The IAM user that I am using to pull the logs has the following permissions
AmazonRDSFullAccess
AmazonEC2FullAccess
AmazonSQSFullAccess
IAMFullAccess
AmazonS3FullAccess
CloudWatchFullAccess
ResourceGroupsandTagEditorFullAccess
AmazonSNSFullAccess
filebeat-json
{"file.name":"awscloudwatch/input.go","file.line":304},"message":"forwardEvent failed: OnEvent returned false. Stopping input worker","service.name":"filebeat","ecs.version":"1.6.0"}
{"log.level":"error","@timestamp":"2022-04-18T21:31:45.271Z","log.logger":"aws-cloudwatch","log.origin":{"file.name":"awscloudwatch/input.go","file.line":245},"message":"processLogEvents failed: forwardEvent failed: OnEvent returned false. Stopping input worker","service.name":"filebeat","ecs.version":"1.6.0"}
{"log.level":"error","@timestamp":"2022-04-18T21:31:45.812Z","log.logger":"aws-cloudwatch","log.origin":{"file.name":"awscloudwatch/input.go","file.line":304},"message":"forwardEvent failed: OnEvent returned false. Stopping input worker","service.name":"filebeat","ecs.version":"1.6.0"}
{"log.level":"error","@timestamp":"2022-04-18T21:31:45.812Z","log.logger":"aws-cloudwatch","log.origin":{"file.name":"awscloudwatch/input.go","file.line":245},"message":"processLogEvents failed: forwardEvent failed: OnEvent returned false.

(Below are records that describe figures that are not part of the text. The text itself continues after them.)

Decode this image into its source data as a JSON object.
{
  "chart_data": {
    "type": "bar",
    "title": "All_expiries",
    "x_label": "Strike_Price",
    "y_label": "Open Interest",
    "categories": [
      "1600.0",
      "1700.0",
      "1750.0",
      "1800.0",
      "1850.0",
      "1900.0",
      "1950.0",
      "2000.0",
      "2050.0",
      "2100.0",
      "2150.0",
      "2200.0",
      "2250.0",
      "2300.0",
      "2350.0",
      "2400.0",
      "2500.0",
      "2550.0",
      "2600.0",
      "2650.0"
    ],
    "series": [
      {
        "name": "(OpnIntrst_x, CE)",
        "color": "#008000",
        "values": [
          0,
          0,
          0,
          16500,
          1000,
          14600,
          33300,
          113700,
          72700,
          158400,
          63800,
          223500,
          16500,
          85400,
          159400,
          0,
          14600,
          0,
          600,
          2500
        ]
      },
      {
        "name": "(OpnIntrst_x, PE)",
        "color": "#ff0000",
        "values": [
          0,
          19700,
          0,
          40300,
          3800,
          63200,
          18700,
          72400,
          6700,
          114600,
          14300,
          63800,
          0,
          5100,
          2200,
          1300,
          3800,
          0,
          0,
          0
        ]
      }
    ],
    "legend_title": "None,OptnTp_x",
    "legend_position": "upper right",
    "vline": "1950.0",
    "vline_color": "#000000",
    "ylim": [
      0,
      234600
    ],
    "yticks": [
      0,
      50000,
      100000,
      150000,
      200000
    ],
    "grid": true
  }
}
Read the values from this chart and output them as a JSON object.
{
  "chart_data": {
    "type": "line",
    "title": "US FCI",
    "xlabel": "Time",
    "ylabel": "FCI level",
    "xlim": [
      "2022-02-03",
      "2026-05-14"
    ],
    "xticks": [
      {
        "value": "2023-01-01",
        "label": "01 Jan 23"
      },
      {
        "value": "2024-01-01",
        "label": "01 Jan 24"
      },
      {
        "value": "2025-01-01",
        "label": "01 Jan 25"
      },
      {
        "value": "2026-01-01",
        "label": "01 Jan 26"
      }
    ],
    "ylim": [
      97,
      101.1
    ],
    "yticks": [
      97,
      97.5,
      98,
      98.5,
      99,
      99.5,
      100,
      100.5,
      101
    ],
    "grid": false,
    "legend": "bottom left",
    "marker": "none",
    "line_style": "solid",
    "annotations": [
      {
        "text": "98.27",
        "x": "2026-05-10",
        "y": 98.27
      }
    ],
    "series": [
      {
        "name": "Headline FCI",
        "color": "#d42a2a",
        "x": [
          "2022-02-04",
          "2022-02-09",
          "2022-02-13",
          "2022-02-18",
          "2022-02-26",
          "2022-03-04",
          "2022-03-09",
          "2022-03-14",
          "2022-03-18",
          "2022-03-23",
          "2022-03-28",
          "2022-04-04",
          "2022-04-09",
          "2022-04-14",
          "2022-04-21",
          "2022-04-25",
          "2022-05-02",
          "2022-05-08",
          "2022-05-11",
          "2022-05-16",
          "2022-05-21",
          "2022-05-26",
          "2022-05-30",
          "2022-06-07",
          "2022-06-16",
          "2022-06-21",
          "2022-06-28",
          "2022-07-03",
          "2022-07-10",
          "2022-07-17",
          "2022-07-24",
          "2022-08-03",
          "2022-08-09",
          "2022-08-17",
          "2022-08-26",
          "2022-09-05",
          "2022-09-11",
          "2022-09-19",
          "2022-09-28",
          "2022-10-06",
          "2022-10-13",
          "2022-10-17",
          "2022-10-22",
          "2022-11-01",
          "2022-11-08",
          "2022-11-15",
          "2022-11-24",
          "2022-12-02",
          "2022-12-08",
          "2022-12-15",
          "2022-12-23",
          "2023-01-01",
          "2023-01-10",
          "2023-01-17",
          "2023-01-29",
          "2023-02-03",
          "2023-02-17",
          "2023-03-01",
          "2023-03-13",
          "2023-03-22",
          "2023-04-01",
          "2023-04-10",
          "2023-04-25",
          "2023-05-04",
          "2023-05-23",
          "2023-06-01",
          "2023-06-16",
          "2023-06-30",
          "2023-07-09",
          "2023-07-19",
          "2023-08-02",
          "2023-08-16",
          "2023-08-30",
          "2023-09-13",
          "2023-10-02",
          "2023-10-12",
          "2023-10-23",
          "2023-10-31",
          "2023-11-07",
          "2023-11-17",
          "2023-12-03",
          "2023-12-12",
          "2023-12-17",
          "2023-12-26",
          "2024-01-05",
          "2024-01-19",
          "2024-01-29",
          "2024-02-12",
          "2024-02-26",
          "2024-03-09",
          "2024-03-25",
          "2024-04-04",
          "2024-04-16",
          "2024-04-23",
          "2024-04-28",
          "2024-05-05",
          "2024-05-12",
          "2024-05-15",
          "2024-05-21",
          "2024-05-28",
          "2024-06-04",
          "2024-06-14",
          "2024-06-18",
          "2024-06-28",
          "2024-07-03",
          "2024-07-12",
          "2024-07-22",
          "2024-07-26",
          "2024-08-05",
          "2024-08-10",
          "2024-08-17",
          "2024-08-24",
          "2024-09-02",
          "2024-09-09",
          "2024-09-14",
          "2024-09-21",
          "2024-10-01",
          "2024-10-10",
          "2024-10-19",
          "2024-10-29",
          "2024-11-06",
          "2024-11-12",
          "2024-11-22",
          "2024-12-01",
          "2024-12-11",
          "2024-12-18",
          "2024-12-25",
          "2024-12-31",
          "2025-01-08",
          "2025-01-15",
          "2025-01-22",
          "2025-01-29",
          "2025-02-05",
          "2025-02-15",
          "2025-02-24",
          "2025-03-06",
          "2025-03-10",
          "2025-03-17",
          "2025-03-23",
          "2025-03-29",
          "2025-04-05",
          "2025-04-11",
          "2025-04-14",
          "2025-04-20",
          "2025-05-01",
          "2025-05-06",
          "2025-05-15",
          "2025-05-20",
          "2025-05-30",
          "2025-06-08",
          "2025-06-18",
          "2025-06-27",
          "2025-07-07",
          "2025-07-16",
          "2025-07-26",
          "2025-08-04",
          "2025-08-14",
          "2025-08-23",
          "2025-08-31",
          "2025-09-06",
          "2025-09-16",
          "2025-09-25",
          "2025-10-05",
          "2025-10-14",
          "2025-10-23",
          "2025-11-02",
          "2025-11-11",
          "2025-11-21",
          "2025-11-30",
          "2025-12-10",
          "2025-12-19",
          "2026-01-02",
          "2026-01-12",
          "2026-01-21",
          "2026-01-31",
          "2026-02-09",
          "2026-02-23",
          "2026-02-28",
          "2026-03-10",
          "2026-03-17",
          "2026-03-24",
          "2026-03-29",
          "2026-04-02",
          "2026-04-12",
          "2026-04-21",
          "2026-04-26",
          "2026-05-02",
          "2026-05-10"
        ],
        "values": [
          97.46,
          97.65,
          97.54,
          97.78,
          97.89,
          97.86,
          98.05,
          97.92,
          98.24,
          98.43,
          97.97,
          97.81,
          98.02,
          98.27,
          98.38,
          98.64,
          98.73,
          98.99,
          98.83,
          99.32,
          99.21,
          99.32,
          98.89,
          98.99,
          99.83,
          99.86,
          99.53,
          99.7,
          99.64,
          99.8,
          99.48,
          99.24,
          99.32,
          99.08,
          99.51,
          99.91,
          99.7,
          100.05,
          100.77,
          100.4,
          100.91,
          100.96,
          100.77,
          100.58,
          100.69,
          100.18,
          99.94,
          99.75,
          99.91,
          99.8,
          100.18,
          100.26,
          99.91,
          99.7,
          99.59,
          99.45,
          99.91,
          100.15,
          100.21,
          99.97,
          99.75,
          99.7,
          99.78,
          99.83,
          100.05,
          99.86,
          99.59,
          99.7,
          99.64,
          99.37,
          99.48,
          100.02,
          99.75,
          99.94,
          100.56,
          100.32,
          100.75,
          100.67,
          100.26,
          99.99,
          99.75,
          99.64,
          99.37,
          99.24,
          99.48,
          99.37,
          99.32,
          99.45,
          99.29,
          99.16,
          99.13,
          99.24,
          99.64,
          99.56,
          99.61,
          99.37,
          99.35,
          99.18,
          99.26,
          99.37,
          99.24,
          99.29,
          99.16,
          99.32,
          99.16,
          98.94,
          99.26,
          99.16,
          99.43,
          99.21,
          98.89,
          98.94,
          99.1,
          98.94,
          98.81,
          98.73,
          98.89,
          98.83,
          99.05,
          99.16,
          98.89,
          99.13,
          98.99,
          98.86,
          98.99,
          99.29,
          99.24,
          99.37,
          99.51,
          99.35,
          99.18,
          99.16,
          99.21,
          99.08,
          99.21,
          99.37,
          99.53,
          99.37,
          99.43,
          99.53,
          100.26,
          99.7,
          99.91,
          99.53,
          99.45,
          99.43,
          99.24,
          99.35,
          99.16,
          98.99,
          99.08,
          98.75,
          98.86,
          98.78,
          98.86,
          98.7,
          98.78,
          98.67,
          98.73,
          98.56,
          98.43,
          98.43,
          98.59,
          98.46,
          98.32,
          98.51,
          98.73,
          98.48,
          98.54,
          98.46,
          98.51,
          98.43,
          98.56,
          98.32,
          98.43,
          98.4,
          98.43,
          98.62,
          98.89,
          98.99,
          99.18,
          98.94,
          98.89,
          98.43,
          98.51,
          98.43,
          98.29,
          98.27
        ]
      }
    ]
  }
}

Stopping input worker","service.name":"filebeat","ecs.version":"1.6.0"}
filebeat-json.log
{"log.level":"warn","@timestamp":"2022-04-18T19:58:42.106Z","log.logger":"elasticsearch","log.origin":{"file.name":"elasticsearch/client.go","file.line":414},"message":"Cannot index event publisher.Event{Content:beat.Event{Timestamp:time.Date(2022, time.February, 3, 21, 52, 1, 0, time.UTC), Meta:{\"_id\":\"*****\",\"raw_index\":\"logs-generic-default\"}, Fields:{\"agent\":{\"ephemeral_id\":\"*****\",\"hostname\":\"XYZ\",\"id\":\"123\",\"name\":\"XYZ\",\"type\":\"filebeat\",\"version\":\"7.17.2\"},\"awscloudwatch\":{\"ingestion_time\":\"2022-02-03T21:54:37.000Z\",\"log_group\":\"ABC\",\"log_stream\":\"/aws/network-firewall/flow/ABC_2022-02-03-21\"},\"cloud\":{\"provider\":\"aws\",\"region\":\"***\"},\"data_stream\":{\"dataset\":\"generic\",\"namespace\":\"default\",\"type\":\"logs\"},\"ecs\":{\"version\":\"1.12.0\"},\"elastic_agent\":{\"id\":\"****\",\"snapshot\":false,\"version\":\"7.17.2\"},\"event\":{\"dataset\":\"generic\",\"id\":\"****\",\"ingested\":\"2022-04-18T19:58:38.088Z\"},\"input\":{\"type\":\"aws-cloudwatch\"},\"log.file.path\":\"ABC//aws/network-firewall/flow/*****_2022-02-03-21\",\"message\":\"{\\\"firewall_name\\\":\\\"*****\\\",\\\"availability_zone\\\":\\\"****\\\",\\\"event_timestamp\\\":\\\"1643925121\\\",\\\"event\\\":{\\\"timestamp\\\":\\\"2022-02-03T21:52:01.127037+0000\\\",\\\"flow_id\\\":****,\\\"event_type\\\":\\\"netflow\\\",\\\"src_ip\\\":\\\"*******\\\",\\\"src_port\\\":*****,\\\"dest_ip\\\":\\\"******\\\",\\\"dest_port\\\":***,\\\"proto\\\":\\\"TCP\\\",\\\"app_proto\\\":\\\"tls\\\",\\\"netflow\\\":{\\\"pkts\\\":11,\\\"bytes\\\":1353,\\\"start\\\":\\\"2022-02-03T21:48:58.137493+0000\\\",\\\"end\\\":\\\"2022-02-03T21:48:59.171568+0000\\\",\\\"age\\\":1,\\\"min_ttl\\\":226,\\\"max_ttl\\\":226},\\\"tcp\\\":{\\\"tcp_flags\\\":\\\"1b\\\",\\\"syn\\\":true,\\\"fin\\\":true,\\\"psh\\\":true,\\\"ack\\\":true}}}\",\"tags\":[\"forwarded\",\"aws-cloudwatch-logs\"]}, Private:interface {}(nil), TimeSeries:false}, Flags:0x1, Cache:publisher.EventCache{m:common.MapStr(nil)}} (status=403): {\"type\":\"security_exception\",\"reason\":\"action [indices:admin/auto_create] is unauthorized for API key id [*******] of user [elastic/fleet-server] on indices [logs-generic-default], this action is granted by the index privileges [auto_configure,create_index,manage,all]\"}, dropping event!","service.name":"filebeat","ecs.version":"1.6.0"}
This topic was automatically closed 28 days after the last reply. New replies are no longer allowed.